Suggestions about how to filter out data from the enriched stream


#1

We need a subset of the events from the enriched stream. We thought about using kinesis analytics that has a common SQL language and would be easier to maintain from our side. Does it sounds reasonable or would you suggest something different?

If we go for Kinesis Analytics do you have a sample how to query it as we have two data formats csv and json for the context (and we need to query both) in the same record?

Thanks in advance

Josi


#2

As you’ve flagged the last time I checked Kinesis Analytics it still only works on either simple style delimited records (CSV/TSV) or JSON.

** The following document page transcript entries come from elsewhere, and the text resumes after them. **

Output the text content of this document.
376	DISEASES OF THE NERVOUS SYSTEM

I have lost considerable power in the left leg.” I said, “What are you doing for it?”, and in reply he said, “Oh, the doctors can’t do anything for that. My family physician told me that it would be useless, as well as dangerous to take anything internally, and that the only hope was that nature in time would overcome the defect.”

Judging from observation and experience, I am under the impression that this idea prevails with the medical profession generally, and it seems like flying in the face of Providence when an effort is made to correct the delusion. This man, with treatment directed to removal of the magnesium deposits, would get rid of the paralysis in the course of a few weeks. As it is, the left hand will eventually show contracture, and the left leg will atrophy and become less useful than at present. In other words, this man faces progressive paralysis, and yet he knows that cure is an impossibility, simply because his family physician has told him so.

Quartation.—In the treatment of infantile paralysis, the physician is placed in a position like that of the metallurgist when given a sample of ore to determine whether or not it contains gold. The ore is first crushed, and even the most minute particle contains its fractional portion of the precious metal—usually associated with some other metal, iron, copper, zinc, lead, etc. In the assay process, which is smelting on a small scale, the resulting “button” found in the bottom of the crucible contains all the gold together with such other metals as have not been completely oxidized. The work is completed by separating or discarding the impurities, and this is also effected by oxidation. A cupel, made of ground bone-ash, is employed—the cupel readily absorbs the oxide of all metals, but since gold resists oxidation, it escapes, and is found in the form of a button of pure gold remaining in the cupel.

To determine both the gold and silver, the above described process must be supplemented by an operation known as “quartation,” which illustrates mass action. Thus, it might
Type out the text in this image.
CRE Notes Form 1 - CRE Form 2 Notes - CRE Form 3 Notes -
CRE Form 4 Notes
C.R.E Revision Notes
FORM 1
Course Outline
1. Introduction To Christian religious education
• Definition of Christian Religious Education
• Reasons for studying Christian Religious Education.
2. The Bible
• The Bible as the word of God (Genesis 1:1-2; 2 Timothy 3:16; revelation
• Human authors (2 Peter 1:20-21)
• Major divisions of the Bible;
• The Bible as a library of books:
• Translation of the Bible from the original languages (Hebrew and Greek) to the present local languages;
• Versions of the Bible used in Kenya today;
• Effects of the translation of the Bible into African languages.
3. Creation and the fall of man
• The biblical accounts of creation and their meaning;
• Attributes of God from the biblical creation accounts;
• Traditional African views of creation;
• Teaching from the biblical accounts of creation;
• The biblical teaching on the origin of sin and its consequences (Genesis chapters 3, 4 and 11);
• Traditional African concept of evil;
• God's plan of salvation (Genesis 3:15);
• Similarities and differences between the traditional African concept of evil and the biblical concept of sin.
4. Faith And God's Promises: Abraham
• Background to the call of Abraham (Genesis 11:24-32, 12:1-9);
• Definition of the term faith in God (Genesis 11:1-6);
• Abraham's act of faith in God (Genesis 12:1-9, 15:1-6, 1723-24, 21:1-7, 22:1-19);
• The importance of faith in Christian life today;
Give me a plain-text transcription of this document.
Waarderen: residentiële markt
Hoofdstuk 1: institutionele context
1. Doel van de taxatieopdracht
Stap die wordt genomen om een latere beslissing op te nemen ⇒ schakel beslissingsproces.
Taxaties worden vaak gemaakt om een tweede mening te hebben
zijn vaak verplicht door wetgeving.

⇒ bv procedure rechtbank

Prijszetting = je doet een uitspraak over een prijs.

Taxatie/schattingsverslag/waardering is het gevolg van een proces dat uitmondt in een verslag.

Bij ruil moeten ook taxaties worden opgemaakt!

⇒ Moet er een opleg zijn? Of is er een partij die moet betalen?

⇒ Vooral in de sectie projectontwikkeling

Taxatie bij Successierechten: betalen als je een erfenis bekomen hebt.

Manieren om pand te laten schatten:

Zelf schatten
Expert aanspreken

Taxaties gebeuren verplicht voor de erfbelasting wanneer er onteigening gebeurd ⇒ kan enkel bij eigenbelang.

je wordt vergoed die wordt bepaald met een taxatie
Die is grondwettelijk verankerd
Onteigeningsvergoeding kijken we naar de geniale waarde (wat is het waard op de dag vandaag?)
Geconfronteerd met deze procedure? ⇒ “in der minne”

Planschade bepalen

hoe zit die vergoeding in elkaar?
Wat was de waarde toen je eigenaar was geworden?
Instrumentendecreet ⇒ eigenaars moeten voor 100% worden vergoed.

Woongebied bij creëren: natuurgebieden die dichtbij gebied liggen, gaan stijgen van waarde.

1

There are a few alternatives here depending on your use case, throughput and what technology you want to choose (this isn’t an exhaustive list but some of the more common ones).

Apache Spark
Spark Streaming has first class support for connecting to Kinesis and this can be combined with the one of the Snowplow Analytics SDKs to make things easier.

Kinesis Tee
Kinesis Tee can run arbitrary transformations and filters on a Kinesis stream and push data into another stream. It includes a transformation from the TSV+JSON format into nested JSON called SNOWPLOW_TO_NESTED_JSON. You might then be able to pipe this output stream into Kinesis Analytics to query.

Apache Beam
Apache Beam offers some more flexible stream processing options compared to Spark Streaming and Kinesis Analytics. Kinesis isn’t fully supported a sink for all the SDKs but there’s been a lot of progress on the Java SDK in particular.